For a first novel it was very good.
There were a couple of awkward sentences I had to re-read, but most books have that.
The plot was good, and different.
I am a bit amused that some people focus in on the “first novel” thing, and sometimes it seems that they feel like they can’t give a 5-star rating just on that basis. But perhaps they’re just trying to be nice in comments. If you have a chance, and haven’t yet done so, please consider posting your own review on Amazon (or elsewhere). Thanks!
There have been a couple of fairly scary pandemic stories in the news lately. One which has gotten a lot of attention is the Ebola outbreak, and how it has spread more than previous outbreaks. One which is even more frightening (to me) is word of an accidental anthrax exposure which went undetected for upwards of a week at a major supposedly secure research lab, the CDC bioterrorism facility in Atlanta. From one article:
Unfortunately, such scenarios are very real threats to not just lab workers but to the general population should a deadly contagion escape undetected the same way the CDC anthrax exposure remained undetected for possibly an entire week. That much time lapse for a deadly viral infection could prove devastating to the world population.
As it turns out, I am right at the point in St Cybi’s Well when first reports of the fireflu outbreak has hit the news. At first it is thought to be a Sarin gas attack at Hartsfield–Jackson International Airport in Atlanta. From the book:
“Jay, I’m here at the Georgia International Convention Center, just west of the airport. Authorities have turned this into something of a command center for the developing crisis, since they have put the entire airport terminal on lock-down.” She was reporting from a large, open room. In the background there was a stage and podium, where a small knot of government officials were standing and taking turns addressing the crowd of reporters and film crews down on the floor in front of them. “As you can imagine, the situation here is very confused at present, with conflicting reports coming from the airport itself about how many people have been injured in the attack, when it likely happened, how it was detected, and what steps are being taken to protect the public. What is certain is that while this airport – one of the busiest in the world – always has a number of arriving and departing flights, that the attack came sometime late at night has meant that the number of victims is much smaller than it could have been. We’re due to receive an update on the situation at 3:00 AM local time, which is in about an hour and fifteen minutes. Back to you.”
Serendipity.
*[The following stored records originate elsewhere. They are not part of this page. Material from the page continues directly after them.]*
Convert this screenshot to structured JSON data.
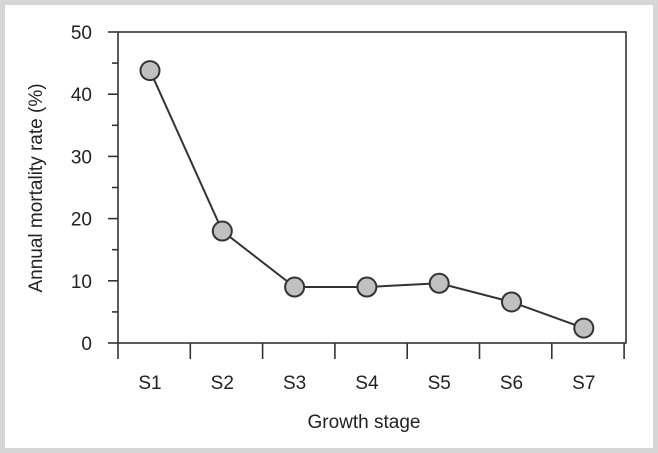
{
  "chart_data": {
    "type": "line",
    "title": "",
    "xlabel": "Growth stage",
    "ylabel": "Annual mortality rate (%)",
    "categories": [
      "S1",
      "S2",
      "S3",
      "S4",
      "S5",
      "S6",
      "S7"
    ],
    "series": [
      {
        "values": [
          43.8,
          18.0,
          9.0,
          9.0,
          9.6,
          6.6,
          2.4
        ]
      }
    ],
    "ylim": [
      0,
      50
    ],
    "yticks": [
      "0",
      "10",
      "20",
      "30",
      "40",
      "50"
    ],
    "grid": false,
    "legend": "none",
    "colors": {
      "line": "#333333",
      "marker_fill": "#c0c0c0",
      "marker_stroke": "#333333"
    }
  }
}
Scary, scary serendipity.
Edited to add this tasty tidbit of news which broke just in the last hour:
Scientists cleaning out an old laboratory on the National Institutes of Health campus in Bethesda, Md., last week came across a startling discovery: Vials labeled “variola” – in other words, smallpox.
* * *
In a statement Tuesday, the agency said scientists did indeed find smallpox DNA in the vials. Scientists are now testing the sample to see whether any of the is still capable of causing disease. That testing will take two weeks.
The laboratory on the NIH campus had been transferred to the Food and Drug Administration in 1972. It was being cleaned out as the FDA was preparing to move that lab to its main campus.